Produktiver Austausch zum Thema Bodenschutz in Ljubljana

Im April tagte die Arbeitsgruppe „Bodenschutz“ der Alpenkonvention mit Unterstützung des slowenischen Ministeriums für Natürliche Ressourcen und Raumplanung in der slowenischen Umweltbehörde in Ljubljana. 

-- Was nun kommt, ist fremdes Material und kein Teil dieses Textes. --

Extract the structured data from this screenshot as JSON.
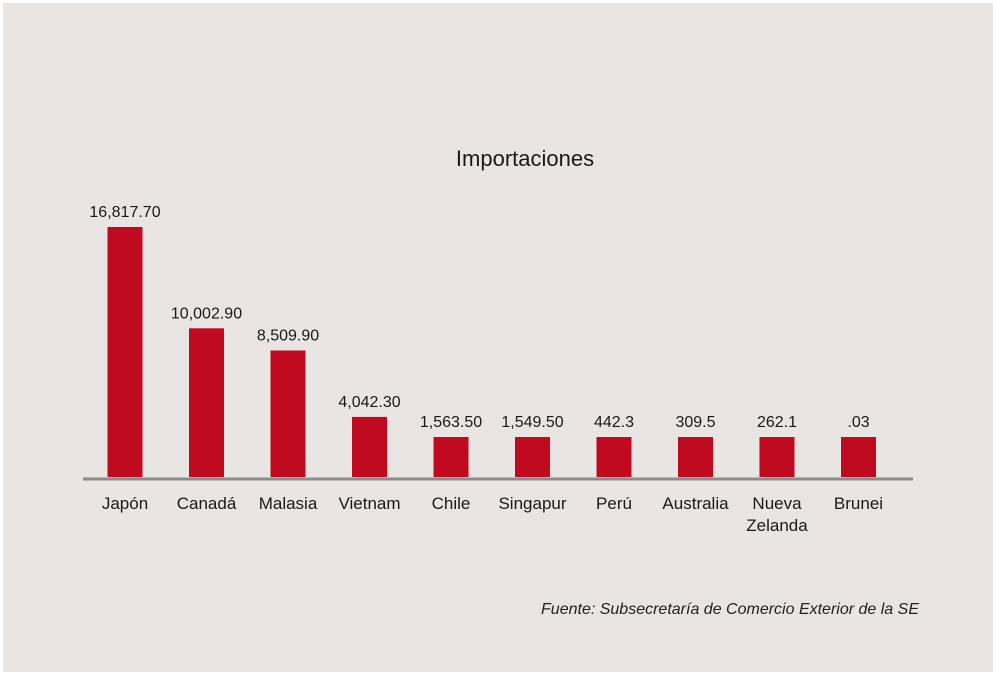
{
  "chart_data": {
    "type": "bar",
    "title": "Importaciones",
    "categories": [
      [
        "Japón"
      ],
      [
        "Canadá"
      ],
      [
        "Malasia"
      ],
      [
        "Vietnam"
      ],
      [
        "Chile"
      ],
      [
        "Singapur"
      ],
      [
        "Perú"
      ],
      [
        "Australia"
      ],
      [
        "Nueva",
        "Zelanda"
      ],
      [
        "Brunei"
      ]
    ],
    "values": [
      16817.7,
      10002.9,
      8509.9,
      4042.3,
      1563.5,
      1549.5,
      442.3,
      309.5,
      262.1,
      0.03
    ],
    "value_labels": [
      "16,817.70",
      "10,002.90",
      "8,509.90",
      "4,042.30",
      "1,563.50",
      "1,549.50",
      "442.3",
      "309.5",
      "262.1",
      ".03"
    ],
    "xlabel": "",
    "ylabel": "",
    "grid": false,
    "legend": "none",
    "colors": {
      "bar": "#c00a1f",
      "axis": "#8c8c8c",
      "text": "#1a1a1a",
      "background": "#e8e5e3"
    }
  },
  "source": "Fuente: Subsecretaría de Comercio Exterior de la SE"
}
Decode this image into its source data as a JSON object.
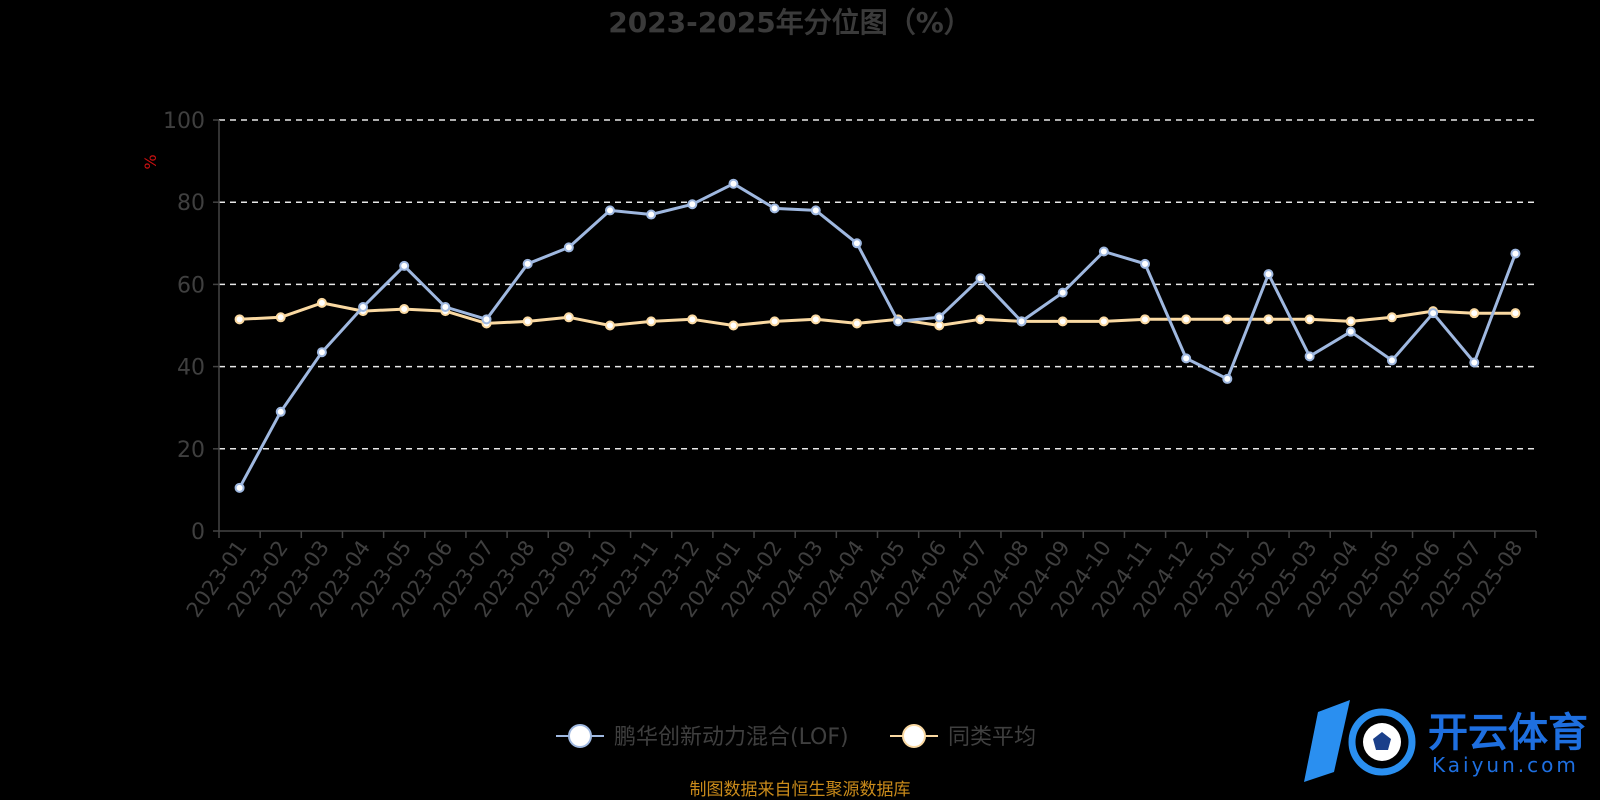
{
  "chart_data": {
    "type": "line",
    "title": "2023-2025年分位图（%）",
    "xlabel": "",
    "ylabel": "%",
    "ylim": [
      0,
      100
    ],
    "yticks": [
      0,
      20,
      40,
      60,
      80,
      100
    ],
    "grid": true,
    "legend_position": "bottom-center",
    "categories": [
      "2023-01",
      "2023-02",
      "2023-03",
      "2023-04",
      "2023-05",
      "2023-06",
      "2023-07",
      "2023-08",
      "2023-09",
      "2023-10",
      "2023-11",
      "2023-12",
      "2024-01",
      "2024-02",
      "2024-03",
      "2024-04",
      "2024-05",
      "2024-06",
      "2024-07",
      "2024-08",
      "2024-09",
      "2024-10",
      "2024-11",
      "2024-12",
      "2025-01",
      "2025-02",
      "2025-03",
      "2025-04",
      "2025-05",
      "2025-06",
      "2025-07",
      "2025-08"
    ],
    "series": [
      {
        "name": "鹏华创新动力混合(LOF)",
        "color": "#9fb8e0",
        "values": [
          10.5,
          29,
          43.5,
          54.5,
          64.5,
          54.5,
          51.5,
          65,
          69,
          78,
          77,
          79.5,
          84.5,
          78.5,
          78,
          70,
          51,
          52,
          61.5,
          51,
          58,
          68,
          65,
          42,
          37,
          62.5,
          42.5,
          48.5,
          41.5,
          53,
          41,
          67.5
        ]
      },
      {
        "name": "同类平均",
        "color": "#fad9a2",
        "values": [
          51.5,
          52,
          55.5,
          53.5,
          54,
          53.5,
          50.5,
          51,
          52,
          50,
          51,
          51.5,
          50,
          51,
          51.5,
          50.5,
          51.5,
          50,
          51.5,
          51,
          51,
          51,
          51.5,
          51.5,
          51.5,
          51.5,
          51.5,
          51,
          52,
          53.5,
          53,
          53
        ]
      }
    ]
  },
  "footer": {
    "source": "制图数据来自恒生聚源数据库"
  },
  "watermark": {
    "cn": "开云体育",
    "en": "Kaiyun.com",
    "color": "#1e6fe0"
  }
}
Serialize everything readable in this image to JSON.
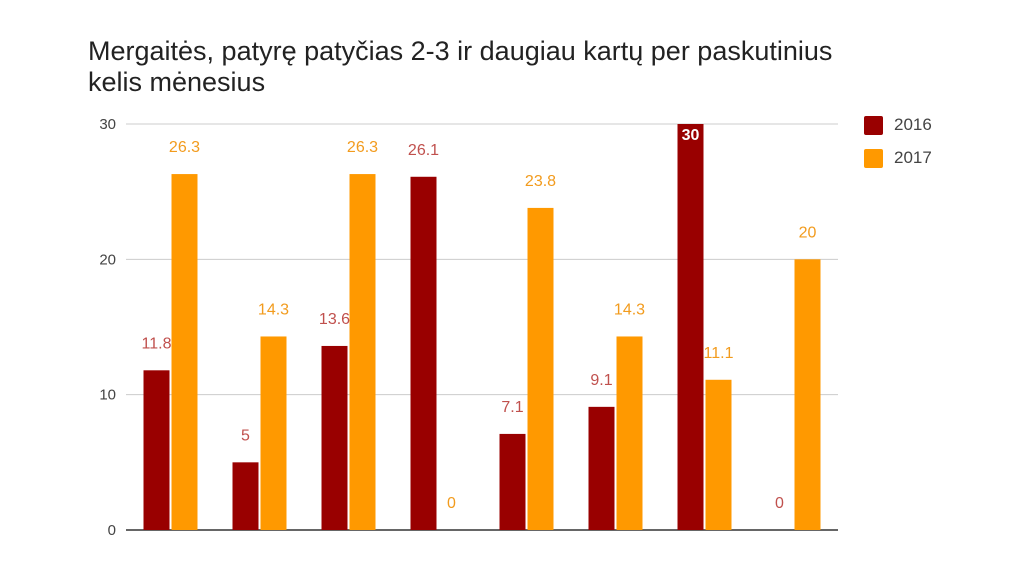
{
  "title": {
    "line1": "Mergaitės, patyrę patyčias 2-3 ir daugiau kartų per paskutinius",
    "line2": "kelis mėnesius"
  },
  "colors": {
    "s2016": "#990000",
    "s2017": "#ff9900",
    "grid": "#cccccc",
    "axis": "#333333"
  },
  "chart_data": {
    "type": "bar",
    "title": "Mergaitės, patyrę patyčias 2-3 ir daugiau kartų per paskutinius kelis mėnesius",
    "categories": [
      "",
      "",
      "",
      "",
      "",
      "",
      "",
      ""
    ],
    "series": [
      {
        "name": "2016",
        "values": [
          11.8,
          5,
          13.6,
          26.1,
          7.1,
          9.1,
          30,
          0
        ]
      },
      {
        "name": "2017",
        "values": [
          26.3,
          14.3,
          26.3,
          0,
          23.8,
          14.3,
          11.1,
          20
        ]
      }
    ],
    "ylim": [
      0,
      30
    ],
    "yticks": [
      "0",
      "10",
      "20",
      "30"
    ],
    "xlabel": "",
    "ylabel": "",
    "grid": true,
    "legend": "right"
  }
}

Blanka Bartol, Leiterin der slowenischen Delegation bei der Alpenkonvention, hieß die Gruppe im Namen des Ministeriums offiziell willkommen. Es folgten lebhafte Diskussionen über die laufenden Aktivitäten: die Aktualisierung des Aktionsplans für Alpine Böden (ASAP), die Ausarbeitung technischer Leitlinien für den Bodenschutz auf Alpinen Baustellen, die Coaching-Veranstaltungen zu Bodenschutz und Raumplanung, das EU-Bodenüberwachungsgesetz, der vom Alpinen Klimabeirat erarbeitete Entwurf eines Factsheets zu Klima und Boden sowie aktuelle Aktivitäten anderer Partner zum Thema Alpine Böden. Es wurden zukunftsorientierte erste Ideen für künftige gemeinsame Aktivitäten ab 2027 gesammelt. 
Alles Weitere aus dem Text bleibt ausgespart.